I feel like I can finally admit, I have never been an antibacterial kind of mom. You know the ones who carry around that gel like their lives depend on it. They wipe down every toy in the dentist waiting room before their kids can touch them. Their children don’t sit in the grass, they sit at a pre-sanitized picnic table. It’s the mom who gasps in horror when my daughter starts talking about the five-second rule. I’ve never been this mom. And today, I found out that I can be proud of that fact!

Today, researchers released a study showing that antibacterial soaps, among other hygiene-related products, effect the way children’s immune systems develop. Basically, we’re making our kids too clean. Jessica Savage, an allergy and immunology fellow at the Johns Hopkins Children’s Center and lead investigator in this study said, “The link between allergy risk and antimicrobial exposure suggests that these agents may disrupt the delicate balance between beneficial and bad bacteria in the body and lead to immune system dysregulation, which in turn raises the risk of allergies.”

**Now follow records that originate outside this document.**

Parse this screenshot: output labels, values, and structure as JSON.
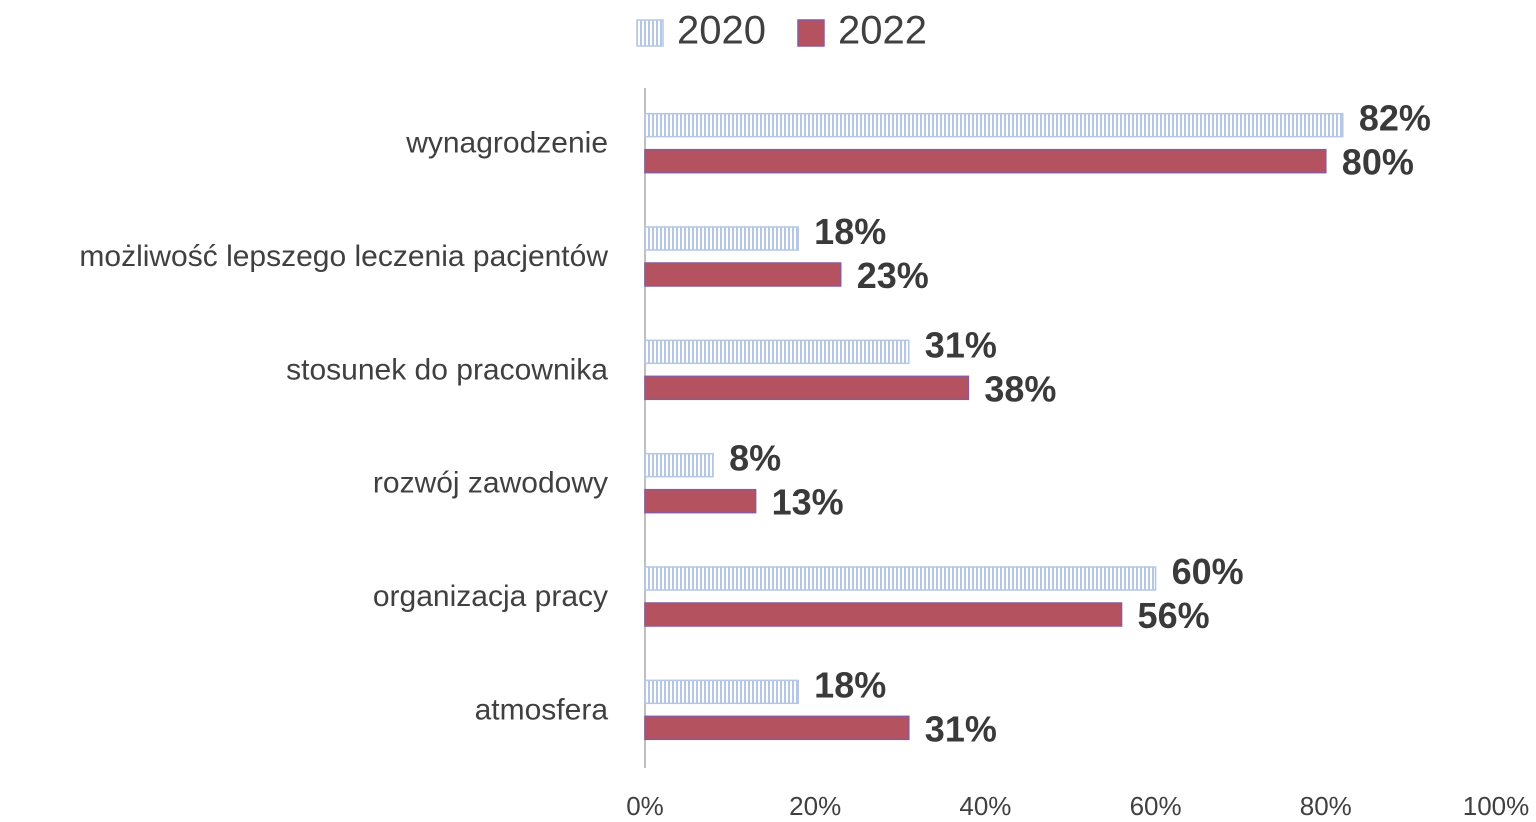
{
  "chart_data": {
    "type": "hbar",
    "categories": [
      "wynagrodzenie",
      "możliwość lepszego leczenia pacjentów",
      "stosunek do pracownika",
      "rozwój zawodowy",
      "organizacja pracy",
      "atmosfera"
    ],
    "series": [
      {
        "name": "2020",
        "color": "#b4c7e7",
        "values": [
          82,
          18,
          31,
          8,
          60,
          18
        ],
        "value_labels": [
          "82%",
          "18%",
          "31%",
          "8%",
          "60%",
          "18%"
        ]
      },
      {
        "name": "2022",
        "color": "#b5525f",
        "values": [
          80,
          23,
          38,
          13,
          56,
          31
        ],
        "value_labels": [
          "80%",
          "23%",
          "38%",
          "13%",
          "56%",
          "31%"
        ]
      }
    ],
    "xlim": [
      0,
      100
    ],
    "xticks": [
      {
        "value": 0,
        "label": "0%"
      },
      {
        "value": 20,
        "label": "20%"
      },
      {
        "value": 40,
        "label": "40%"
      },
      {
        "value": 60,
        "label": "60%"
      },
      {
        "value": 80,
        "label": "80%"
      },
      {
        "value": 100,
        "label": "100%"
      }
    ],
    "legend": "top"
  }
}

Most see the study as a confirmation for the “hygiene hypothesis,” which suggests that the rise in allergies in the developed world comes from our lack of exposure to any germs whatsoever. This makes it harder for our body to tell the difference between actual threats and simple foreign pathogens like pet dander, pollen or certain foods.

With research showing that children with higher levels of antimicrobial in their system were at “twice the risk of environmental allergies” as children with lower levels, it’s going to be hard to dispute the hygiene hypothesis. And moms like me who were pretty lax with all those anti-germ rules can feel a little more confident today than they did yesterday.

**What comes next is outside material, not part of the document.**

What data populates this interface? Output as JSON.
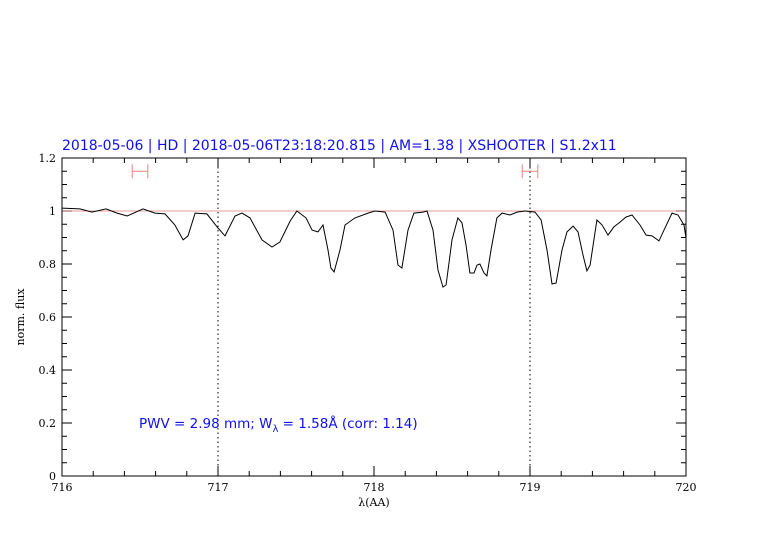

In light of this research, it’s interesting to note that other recent studies showed city kids were more likely to develop food allergies. Could it be that lack of germ-paranoia is just a byproduct of growing up in the Midwest and having parents who lived on farms in their younger years? Is this general acceptance of dirt and the outdoors whats keeping children raise in the country from having as many problems as their metropolitan peers?

That’s complete conjecture. I have no proof there. But I do have proof that my daughter will be just fine if I don’t wipe off everything she ever touches with an antibacterial wipe, and that’s good enough for me!